Я Тютчева спрошу, в какое море гонит
обломки льда советский календарь,
и если время - божья тварь,
то почему слезы́ хрустальной не проронит?
И почему от страха и стыда
темнеет большеглазая вода,
тускнеют очи на иконе?
Пред миром неживым в растерянности, в смуте,
в духовном омуте, как рыба безголос,
ты - взгляд ослепшего от слёз,
с тяжёлым блеском, тяжелее ртути…
Я Тютчева спрошу, но мысленно, тайком -
каким сказать небесным языком
об умирающей минуте?
Мы время отпоём, и высохшее тельце
накроем бережно нежнейшей пеленой…
Родства к истории родной
не отрекайся, милый, не надейся,
что бред веков и тусклый плен мину́т
тебя минует - веришь ли, вернут
добро исконному владельцу.
И полчища тене́й из прожитого всуе
заполнят улицы и комнаты битком…
И - Чем дышать? - у Тютчева спрошу я,
и сожалеть о ком?
ноябрь 1970, Виктор Кривулин.
* * *
Не кланяйся направо и налево,
Не улыбайся каменным лицом.
От в сердце закипающего гнева
Жизнь охранит не бронзой, не свинцом.
Всё - всё равно!

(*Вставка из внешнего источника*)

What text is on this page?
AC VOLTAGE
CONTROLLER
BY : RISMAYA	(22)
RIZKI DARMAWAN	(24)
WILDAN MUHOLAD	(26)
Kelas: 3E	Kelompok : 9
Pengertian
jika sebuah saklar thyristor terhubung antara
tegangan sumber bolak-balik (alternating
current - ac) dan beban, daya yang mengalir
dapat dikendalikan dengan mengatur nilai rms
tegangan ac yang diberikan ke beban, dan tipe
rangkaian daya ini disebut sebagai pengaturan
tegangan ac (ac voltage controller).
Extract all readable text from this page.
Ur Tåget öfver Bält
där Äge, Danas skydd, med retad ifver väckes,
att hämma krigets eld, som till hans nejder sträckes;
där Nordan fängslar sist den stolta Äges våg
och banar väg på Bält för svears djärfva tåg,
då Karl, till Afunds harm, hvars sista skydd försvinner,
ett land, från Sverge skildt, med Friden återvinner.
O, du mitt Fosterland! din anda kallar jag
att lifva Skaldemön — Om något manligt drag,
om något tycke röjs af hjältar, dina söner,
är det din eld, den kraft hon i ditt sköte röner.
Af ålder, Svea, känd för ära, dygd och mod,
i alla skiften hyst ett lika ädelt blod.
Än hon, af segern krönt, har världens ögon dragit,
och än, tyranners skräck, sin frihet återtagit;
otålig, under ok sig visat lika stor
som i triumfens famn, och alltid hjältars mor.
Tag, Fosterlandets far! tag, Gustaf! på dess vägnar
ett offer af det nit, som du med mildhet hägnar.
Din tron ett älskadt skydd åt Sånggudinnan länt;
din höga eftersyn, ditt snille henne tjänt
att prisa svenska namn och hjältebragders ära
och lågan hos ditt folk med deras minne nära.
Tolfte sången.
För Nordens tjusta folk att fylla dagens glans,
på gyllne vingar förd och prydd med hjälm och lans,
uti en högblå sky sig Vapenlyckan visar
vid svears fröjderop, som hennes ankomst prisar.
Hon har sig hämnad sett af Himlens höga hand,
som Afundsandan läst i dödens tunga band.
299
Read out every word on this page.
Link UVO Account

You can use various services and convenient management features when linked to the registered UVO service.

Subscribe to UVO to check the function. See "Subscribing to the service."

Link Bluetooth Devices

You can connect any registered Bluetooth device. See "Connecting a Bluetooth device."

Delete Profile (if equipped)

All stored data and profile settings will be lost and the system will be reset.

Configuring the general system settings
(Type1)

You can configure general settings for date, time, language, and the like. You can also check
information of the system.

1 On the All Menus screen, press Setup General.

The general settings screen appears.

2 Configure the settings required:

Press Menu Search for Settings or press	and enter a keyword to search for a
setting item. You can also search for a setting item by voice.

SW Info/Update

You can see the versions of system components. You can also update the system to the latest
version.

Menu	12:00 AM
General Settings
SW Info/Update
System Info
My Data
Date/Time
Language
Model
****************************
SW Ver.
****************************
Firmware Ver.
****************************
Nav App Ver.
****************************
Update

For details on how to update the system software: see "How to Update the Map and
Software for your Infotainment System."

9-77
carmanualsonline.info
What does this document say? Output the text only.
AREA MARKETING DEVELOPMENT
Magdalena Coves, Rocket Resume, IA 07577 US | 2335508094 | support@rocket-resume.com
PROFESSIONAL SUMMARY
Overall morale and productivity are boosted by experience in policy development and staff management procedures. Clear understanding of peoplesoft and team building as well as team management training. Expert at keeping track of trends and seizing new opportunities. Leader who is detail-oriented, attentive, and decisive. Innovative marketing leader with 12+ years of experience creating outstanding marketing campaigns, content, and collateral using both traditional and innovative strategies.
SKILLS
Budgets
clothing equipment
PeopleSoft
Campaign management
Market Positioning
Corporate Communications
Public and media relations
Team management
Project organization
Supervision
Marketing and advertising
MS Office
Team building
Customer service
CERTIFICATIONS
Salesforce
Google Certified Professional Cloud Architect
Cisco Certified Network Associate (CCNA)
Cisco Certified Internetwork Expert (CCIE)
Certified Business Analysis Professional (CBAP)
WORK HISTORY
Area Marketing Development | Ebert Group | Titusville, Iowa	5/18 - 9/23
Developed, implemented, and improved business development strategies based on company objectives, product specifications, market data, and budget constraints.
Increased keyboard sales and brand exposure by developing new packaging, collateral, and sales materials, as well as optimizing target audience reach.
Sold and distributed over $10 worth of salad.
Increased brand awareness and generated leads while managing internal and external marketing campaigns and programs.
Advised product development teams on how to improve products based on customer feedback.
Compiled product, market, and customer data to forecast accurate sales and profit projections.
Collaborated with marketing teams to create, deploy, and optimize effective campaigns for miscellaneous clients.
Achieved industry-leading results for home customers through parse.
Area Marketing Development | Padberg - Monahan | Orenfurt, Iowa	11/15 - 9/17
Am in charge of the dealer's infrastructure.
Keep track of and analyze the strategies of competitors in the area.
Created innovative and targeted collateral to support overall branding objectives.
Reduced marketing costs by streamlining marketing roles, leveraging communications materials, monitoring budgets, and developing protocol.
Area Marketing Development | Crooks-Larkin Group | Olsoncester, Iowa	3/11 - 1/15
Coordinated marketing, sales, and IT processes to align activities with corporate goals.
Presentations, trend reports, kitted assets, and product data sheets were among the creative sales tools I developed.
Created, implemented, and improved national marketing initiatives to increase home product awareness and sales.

И лучшего не будет!
Аплодисменты - меньше тишины.
Рассудят и простят. Опять осудят,
Но мы призванью высшему верны!
Себя судить, себя казнить - вот мука!
На звёздном круге сцены мировой
Со зрителем немыслима разлука,
Хотя б успел о стену головой.
Везде, повсюду облака и реки,
Неведомые людям города...
Нельзя сбежать. Нельзя уснуть навеки!
Бессмертный Бог,
Ты будешь жить всегда!
Ноябрь 1976, Николай Шатров.
В поле безродном - купина, палимая
беглым осенним огнём.
Жизнь искорёжена, непоправимая
тянется ночью и днём.
Кажется, уж поослабил удавочку,
что же всё туже она?
Эй, кровопийца,
закрой свою лавочку!
Всю бормотуху до дна
выжрал мужик, по распутице чавкая.
Крепок дешёвый табак.
...Где одичалые бобики, гавкая,
руку оближут за так,
страшно в России быть заживо сваренным
в клетке с поддувом под дверь.
Страшно с ружьём - под картавым татарином.
Страшно с кайлом неподъёмным - под Сталиным.
Страшно - под тем, кто теперь.
ноябрь 1982, Юрий Кублановский, «Купина палимая».